The prehospital care in Sweden has about 660 ambulances, responds to about 1.2 million emergency calls per year, and costs more than 4 billion SEK per year. Given these figures, it should not be hard to realise that the behaviour of the 112-emergency call frequency throughout Sweden (and any other country for that matter) is rather complex and dynamical, with ever changing conditions in both space and time. For instance, in a given municipality, the statistics for incoming calls during a Monday in January a given year are most likely different than the statistics for the incoming calls during, say, a Saturday in Augusta another year. In other words, the spatial dynamics of the calls tend to change over time.
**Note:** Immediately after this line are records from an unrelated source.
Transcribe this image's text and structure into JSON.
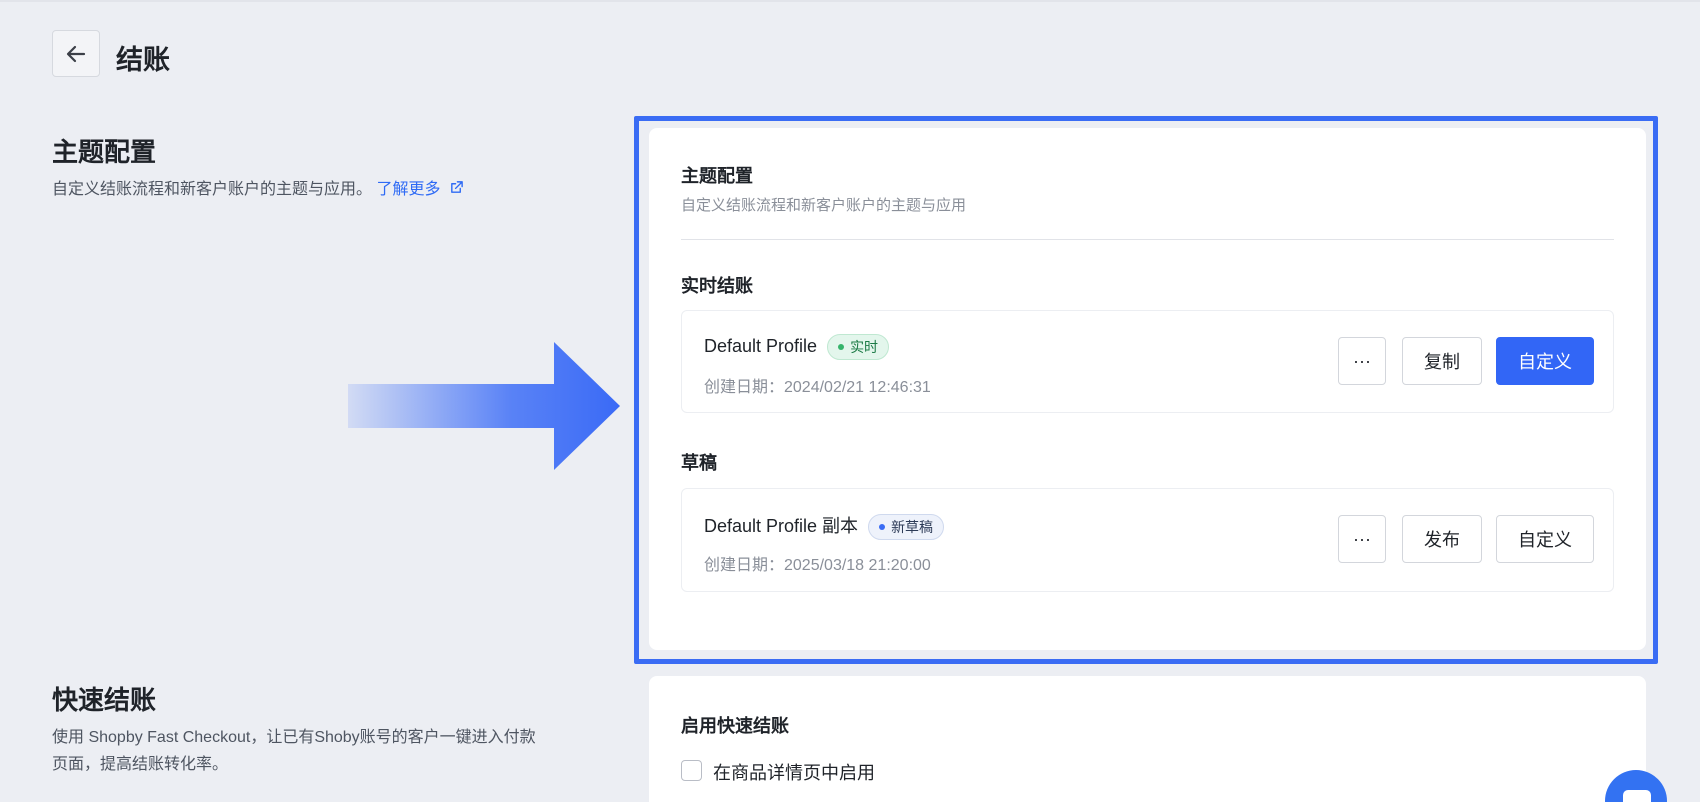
{
  "header": {
    "title": "结账"
  },
  "theme_section": {
    "title": "主题配置",
    "description": "自定义结账流程和新客户账户的主题与应用。",
    "link": "了解更多"
  },
  "theme_card": {
    "title": "主题配置",
    "subtitle": "自定义结账流程和新客户账户的主题与应用",
    "live_heading": "实时结账",
    "live_profile": {
      "name": "Default Profile",
      "badge": "实时",
      "date": "创建日期：2024/02/21 12:46:31",
      "more": "···",
      "copy": "复制",
      "customize": "自定义"
    },
    "draft_heading": "草稿",
    "draft_profile": {
      "name": "Default Profile 副本",
      "badge": "新草稿",
      "date": "创建日期：2025/03/18 21:20:00",
      "more": "···",
      "publish": "发布",
      "customize": "自定义"
    }
  },
  "fast_section": {
    "title": "快速结账",
    "description_line1": "使用 Shopby Fast Checkout，让已有Shoby账号的客户一键进入付款",
    "description_line2": "页面，提高结账转化率。"
  },
  "fast_card": {
    "title": "启用快速结账",
    "checkbox_label": "在商品详情页中启用",
    "checkbox_checked": false
  },
  "colors": {
    "accent": "#3266f6",
    "highlight_border": "#3a6cf4",
    "live_badge": "#e3f6ec",
    "draft_badge": "#eef2fb"
  },
  "icons": {
    "back": "arrow-left-icon",
    "external_link": "external-link-icon",
    "annotation_arrow": "right-arrow-icon",
    "chat": "chat-icon"
  }
}
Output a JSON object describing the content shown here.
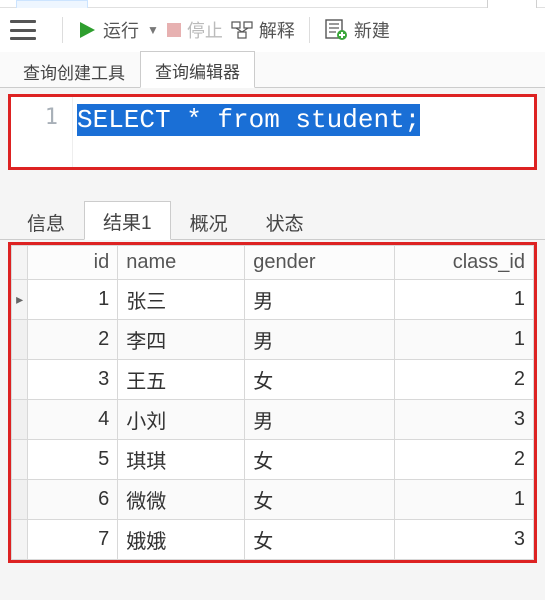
{
  "toolbar": {
    "run_label": "运行",
    "stop_label": "停止",
    "explain_label": "解释",
    "new_label": "新建"
  },
  "upper_tabs": {
    "builder": "查询创建工具",
    "editor": "查询编辑器"
  },
  "editor": {
    "line_number": "1",
    "sql": "SELECT * from student;"
  },
  "result_tabs": {
    "info": "信息",
    "result1": "结果1",
    "profile": "概况",
    "status": "状态"
  },
  "table": {
    "headers": {
      "id": "id",
      "name": "name",
      "gender": "gender",
      "class_id": "class_id"
    },
    "rows": [
      {
        "id": "1",
        "name": "张三",
        "gender": "男",
        "class_id": "1"
      },
      {
        "id": "2",
        "name": "李四",
        "gender": "男",
        "class_id": "1"
      },
      {
        "id": "3",
        "name": "王五",
        "gender": "女",
        "class_id": "2"
      },
      {
        "id": "4",
        "name": "小刘",
        "gender": "男",
        "class_id": "3"
      },
      {
        "id": "5",
        "name": "琪琪",
        "gender": "女",
        "class_id": "2"
      },
      {
        "id": "6",
        "name": "微微",
        "gender": "女",
        "class_id": "1"
      },
      {
        "id": "7",
        "name": "娥娥",
        "gender": "女",
        "class_id": "3"
      }
    ]
  }
}
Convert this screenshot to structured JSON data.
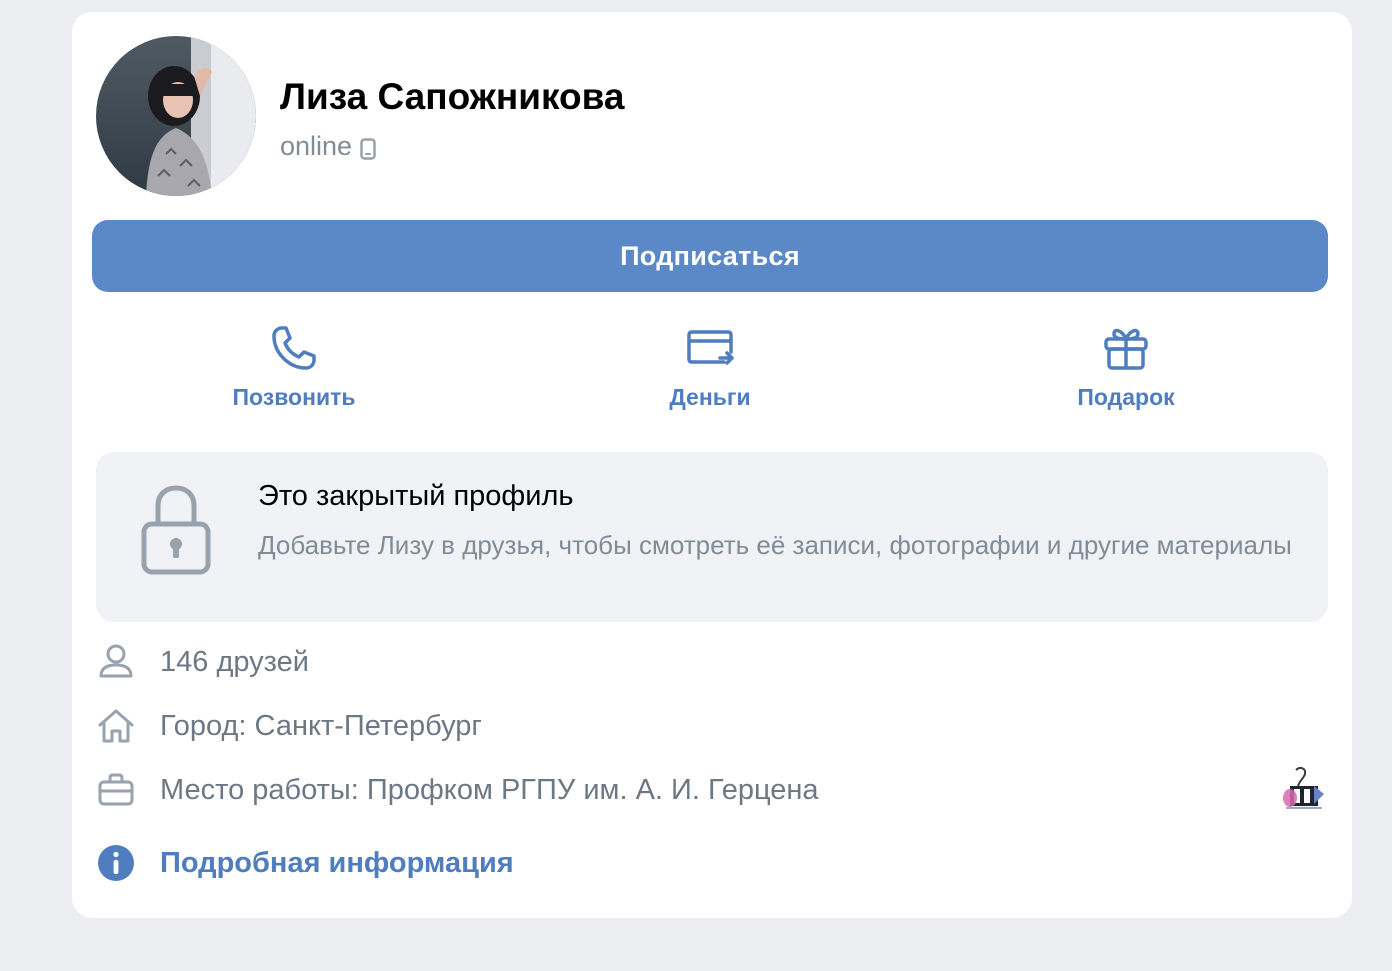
{
  "profile": {
    "name": "Лиза Сапожникова",
    "status": "online",
    "status_device_icon": "mobile-phone-icon"
  },
  "subscribe_button": {
    "label": "Подписаться",
    "color": "#5b88c6"
  },
  "actions": [
    {
      "label": "Позвонить",
      "icon": "phone-icon"
    },
    {
      "label": "Деньги",
      "icon": "money-transfer-icon"
    },
    {
      "label": "Подарок",
      "icon": "gift-icon"
    }
  ],
  "private_notice": {
    "icon": "lock-icon",
    "title": "Это закрытый профиль",
    "description": "Добавьте Лизу в друзья, чтобы смотреть её записи, фотографии и другие материалы"
  },
  "info": {
    "friends": {
      "icon": "user-icon",
      "text": "146 друзей"
    },
    "city": {
      "icon": "home-icon",
      "text": "Город: Санкт-Петербург"
    },
    "work": {
      "icon": "briefcase-icon",
      "text": "Место работы: Профком РГПУ им. А. И. Герцена"
    },
    "more": {
      "icon": "info-icon",
      "text": "Подробная информация"
    }
  },
  "colors": {
    "accent": "#4f7dbd",
    "secondary_text": "#818c99",
    "background": "#ebedf0"
  }
}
Moreover, the underlying risk of a call occurring at a given location and time changes with e.g. the age distribution in the population, urbanisation and general societal behaviours.

A key component in the intended system is a tool which describes and forecasts the call dynamics. Not only does such a tool allow one to indicate geographical “hot-spot” regions for a given future timeframe, it also makes it possible to create simulated future call scenarios/realisations, which may be used to evaluate different ambulance dispatch/routing strategies. The part of the project presented here specifically deals with the spatio-temporal modelling and forecasting of 112-emergency calls, based on unique historical call data. Our modelling set-up re-calibrates itself over time, as new call data is entering the system, in order to adequately reflect the changing spatio-temporal dynamics of the calls.

Partners of the project are SOS Alarm, Umeå University, and the public health providers in the regions Västerbotten, Norrbotten, and Västra Norrland. The project is (partially) financed by Vinnova.